If you miss a dose, give it when you remember, but if it is close to the time for the next dose, skip the dose you missed and give it at the next scheduled time, and return to the regular dosing schedule. Never give your pet two doses at once or give extra doses.

Are there any potential side effects?

The most common side effects include vomiting, nausea, diarrhea, constipation, trembling, dizziness, clumsiness, or anxiety. More serious side effects include difficulty breathing or shortness of breath, abnormal heart rhythms, seizures, and low blood cell counts that could cause bleeding or infections.

This short-acting medication should stop working within 24 hours, although effects can be longer in pets with liver or kidney disease.

Are there any risk factors for this medication?

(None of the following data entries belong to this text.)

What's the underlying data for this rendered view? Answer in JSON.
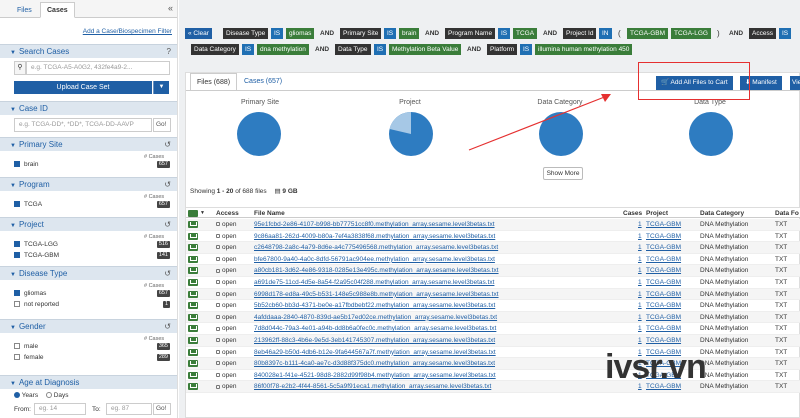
{
  "sidebar": {
    "tabs": [
      "Files",
      "Cases"
    ],
    "collapse": "«",
    "add_filter": "Add a Case/Biospecimen Filter",
    "search_cases": {
      "title": "Search Cases",
      "placeholder": "e.g. TCGA-A5-A0G2, 432fe4a9-2...",
      "upload_btn": "Upload Case Set"
    },
    "case_id": {
      "title": "Case ID",
      "placeholder": "e.g. TCGA-DD*, *DD*, TCGA-DD-AAVP",
      "go": "Go!"
    },
    "facets": [
      {
        "title": "Primary Site",
        "count_label": "# Cases",
        "items": [
          {
            "label": "brain",
            "count": "657",
            "checked": true
          }
        ]
      },
      {
        "title": "Program",
        "count_label": "# Cases",
        "items": [
          {
            "label": "TCGA",
            "count": "657",
            "checked": true
          }
        ]
      },
      {
        "title": "Project",
        "count_label": "# Cases",
        "items": [
          {
            "label": "TCGA-LGG",
            "count": "516",
            "checked": true
          },
          {
            "label": "TCGA-GBM",
            "count": "141",
            "checked": true
          }
        ]
      },
      {
        "title": "Disease Type",
        "count_label": "# Cases",
        "items": [
          {
            "label": "gliomas",
            "count": "657",
            "checked": true
          },
          {
            "label": "not reported",
            "count": "1",
            "checked": false
          }
        ]
      },
      {
        "title": "Gender",
        "count_label": "# Cases",
        "items": [
          {
            "label": "male",
            "count": "365",
            "checked": false
          },
          {
            "label": "female",
            "count": "289",
            "checked": false
          }
        ]
      }
    ],
    "age": {
      "title": "Age at Diagnosis",
      "years": "Years",
      "days": "Days",
      "from_label": "From:",
      "from_placeholder": "eg. 14",
      "to_label": "To:",
      "to_placeholder": "eg. 87",
      "go": "Go!"
    }
  },
  "query": {
    "clear": "Clear",
    "row1": [
      "Disease Type",
      "IS",
      "gliomas",
      "AND",
      "Primary Site",
      "IS",
      "brain",
      "AND",
      "Program Name",
      "IS",
      "TCGA",
      "AND",
      "Project Id",
      "IN",
      "(",
      "TCGA-GBM",
      "TCGA-LGG",
      ")",
      "AND",
      "Access",
      "IS"
    ],
    "row2": [
      "Data Category",
      "IS",
      "dna methylation",
      "AND",
      "Data Type",
      "IS",
      "Methylation Beta Value",
      "AND",
      "Platform",
      "IS",
      "illumina human methylation 450"
    ]
  },
  "panel": {
    "tabs": [
      "Files (688)",
      "Cases (657)"
    ],
    "add_all": "Add All Files to Cart",
    "manifest": "Manifest",
    "view": "Vie",
    "charts": [
      "Primary Site",
      "Project",
      "Data Category",
      "Data Type"
    ],
    "show_more": "Show More",
    "showing_prefix": "Showing",
    "showing_range": "1 - 20",
    "showing_suffix": "of 688 files",
    "size": "9 GB",
    "columns": [
      "Access",
      "File Name",
      "Cases",
      "Project",
      "Data Category",
      "Data Fo"
    ],
    "rows": [
      {
        "access": "open",
        "file": "95e1fcbd-2e86-4107-b998-bb77751cc8f0.methylation_array.sesame.level3betas.txt",
        "cases": "1",
        "project": "TCGA-GBM",
        "category": "DNA Methylation",
        "format": "TXT"
      },
      {
        "access": "open",
        "file": "9c86aa81-262d-4009-b80a-7ef4a3838f68.methylation_array.sesame.level3betas.txt",
        "cases": "1",
        "project": "TCGA-GBM",
        "category": "DNA Methylation",
        "format": "TXT"
      },
      {
        "access": "open",
        "file": "c2648798-2a8c-4a79-8d6e-a4c775496568.methylation_array.sesame.level3betas.txt",
        "cases": "1",
        "project": "TCGA-GBM",
        "category": "DNA Methylation",
        "format": "TXT"
      },
      {
        "access": "open",
        "file": "bfe67800-9a40-4a0c-8dfd-56791ac904ee.methylation_array.sesame.level3betas.txt",
        "cases": "1",
        "project": "TCGA-GBM",
        "category": "DNA Methylation",
        "format": "TXT"
      },
      {
        "access": "open",
        "file": "a80cb181-3d62-4e86-9318-0285e13e495c.methylation_array.sesame.level3betas.txt",
        "cases": "1",
        "project": "TCGA-GBM",
        "category": "DNA Methylation",
        "format": "TXT"
      },
      {
        "access": "open",
        "file": "a691de75-11cd-4d5e-8a54-f2a95c04f288.methylation_array.sesame.level3betas.txt",
        "cases": "1",
        "project": "TCGA-GBM",
        "category": "DNA Methylation",
        "format": "TXT"
      },
      {
        "access": "open",
        "file": "6998d178-ed8a-49c5-b531-148e5c988e8b.methylation_array.sesame.level3betas.txt",
        "cases": "1",
        "project": "TCGA-GBM",
        "category": "DNA Methylation",
        "format": "TXT"
      },
      {
        "access": "open",
        "file": "5b52cb60-bb3d-4371-be0e-a17fbdbebf22.methylation_array.sesame.level3betas.txt",
        "cases": "1",
        "project": "TCGA-GBM",
        "category": "DNA Methylation",
        "format": "TXT"
      },
      {
        "access": "open",
        "file": "4afddaaa-2840-4870-839d-ae5b17ed02ce.methylation_array.sesame.level3betas.txt",
        "cases": "1",
        "project": "TCGA-GBM",
        "category": "DNA Methylation",
        "format": "TXT"
      },
      {
        "access": "open",
        "file": "7d8d044c-79a3-4e01-a94b-dd8b6a0fec0c.methylation_array.sesame.level3betas.txt",
        "cases": "1",
        "project": "TCGA-GBM",
        "category": "DNA Methylation",
        "format": "TXT"
      },
      {
        "access": "open",
        "file": "213962ff-88c3-4b6e-9e5d-3eb141745307.methylation_array.sesame.level3betas.txt",
        "cases": "1",
        "project": "TCGA-GBM",
        "category": "DNA Methylation",
        "format": "TXT"
      },
      {
        "access": "open",
        "file": "8eb46a29-b50d-4db6-b12e-9fa644567a7f.methylation_array.sesame.level3betas.txt",
        "cases": "1",
        "project": "TCGA-GBM",
        "category": "DNA Methylation",
        "format": "TXT"
      },
      {
        "access": "open",
        "file": "80b8397c-b111-4ca0-ae7c-d3d88f375dc0.methylation_array.sesame.level3betas.txt",
        "cases": "1",
        "project": "TCGA-GBM",
        "category": "DNA Methylation",
        "format": "TXT"
      },
      {
        "access": "open",
        "file": "840028e1-f41e-4521-98d8-2882d99f98b4.methylation_array.sesame.level3betas.txt",
        "cases": "1",
        "project": "TCGA-GBM",
        "category": "DNA Methylation",
        "format": "TXT"
      },
      {
        "access": "open",
        "file": "86f00f78-e2b2-4f44-8561-5c5a9f91eca1.methylation_array.sesame.level3betas.txt",
        "cases": "1",
        "project": "TCGA-GBM",
        "category": "DNA Methylation",
        "format": "TXT"
      }
    ]
  },
  "watermark": "ivsr.vn"
}
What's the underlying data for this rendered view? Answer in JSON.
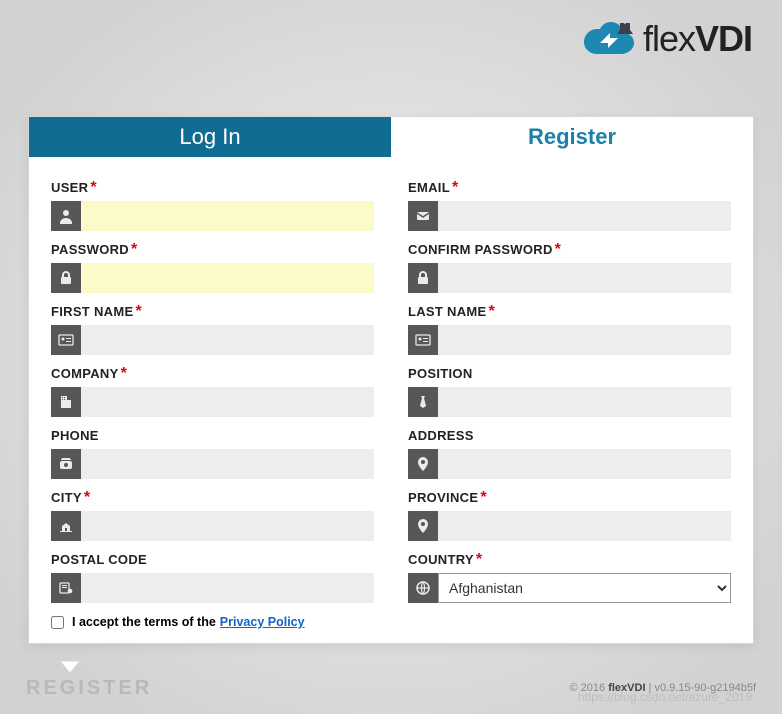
{
  "brand": {
    "name_light": "flex",
    "name_bold": "VDI"
  },
  "tabs": {
    "login": "Log In",
    "register": "Register"
  },
  "fields": {
    "user": {
      "label": "USER",
      "value": "",
      "required": true,
      "highlight": true
    },
    "email": {
      "label": "EMAIL",
      "value": "",
      "required": true
    },
    "password": {
      "label": "PASSWORD",
      "value": "",
      "required": true,
      "highlight": true
    },
    "confirm": {
      "label": "CONFIRM PASSWORD",
      "value": "",
      "required": true
    },
    "first": {
      "label": "FIRST NAME",
      "value": "",
      "required": true
    },
    "last": {
      "label": "LAST NAME",
      "value": "",
      "required": true
    },
    "company": {
      "label": "COMPANY",
      "value": "",
      "required": true
    },
    "position": {
      "label": "POSITION",
      "value": "",
      "required": false
    },
    "phone": {
      "label": "PHONE",
      "value": "",
      "required": false
    },
    "address": {
      "label": "ADDRESS",
      "value": "",
      "required": false
    },
    "city": {
      "label": "CITY",
      "value": "",
      "required": true
    },
    "province": {
      "label": "PROVINCE",
      "value": "",
      "required": true
    },
    "postal": {
      "label": "POSTAL CODE",
      "value": "",
      "required": false
    },
    "country": {
      "label": "COUNTRY",
      "value": "Afghanistan",
      "required": true
    }
  },
  "terms": {
    "prefix": "I accept the terms of the",
    "link": "Privacy Policy",
    "checked": false
  },
  "footer": {
    "heading": "REGISTER",
    "copyright_prefix": "© 2016 ",
    "copyright_brand": "flexVDI",
    "version": " | v0.9.15-90-g2194b5f"
  },
  "watermark": "https://blog.csdn.net/azure_2019"
}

Mexiletine should not be used in pets that are allergic to it. It should not be used (unless absolutely necessary) in pets with certain abnormal heart rhythms, cardiogenic shock, severe congestive heart failure, impaired liver or kidney function, low blood pressure, or seizures. Mexiletine should be used cautiously in pregnant pets. If this medication is used in a lactating pet, use a milk replacer.

Some breeds of dogs (e.g., Collies, Sheepdogs, and Collie- or Sheepdog-cross breeds) are more sensitive than others to certain medications. This is typically due to a specific genetic mutation (MDR1) that makes them less able to tolerate high doses of certain medications. Therefore, use mexiletine extremely cautiously in these cases.

Are there any drug interactions I should be aware of?

The following medications should be used with caution when given with mexiletine: amiodarone, antacids, atropine, bupropion, cimetidine, clozapine, griseofulvin, lidocaine, metoclopramide, opioids, paroxetine, phenobarbital, primidone, phenytoin, propranolol, quinidine, rifampin, sotalol, theophylline/aminophylline, urinary acidifying drugs, or urinary alkalinizing drugs.

Be sure to tell your veterinarian about any medications (including vitamins, supplements, or herbal therapies) that your pet is taking.

Is there any monitoring that needs to be done with this medication?

Your veterinarian will monitor your pet’s heart rhythms with periodic electrocardiograms (ECGs) to be sure that the medication is working. Monitor your pet for serious side effects.

How do I store mexiletine?

Mexiletine should be stored at room temperature and in a tight container protected from moisture.

What should I do in case of emergency?

If you suspect an overdose or an adverse reaction to the medication, call your veterinary office immediately. If they are not available, follow their directions in contacting an emergency facility.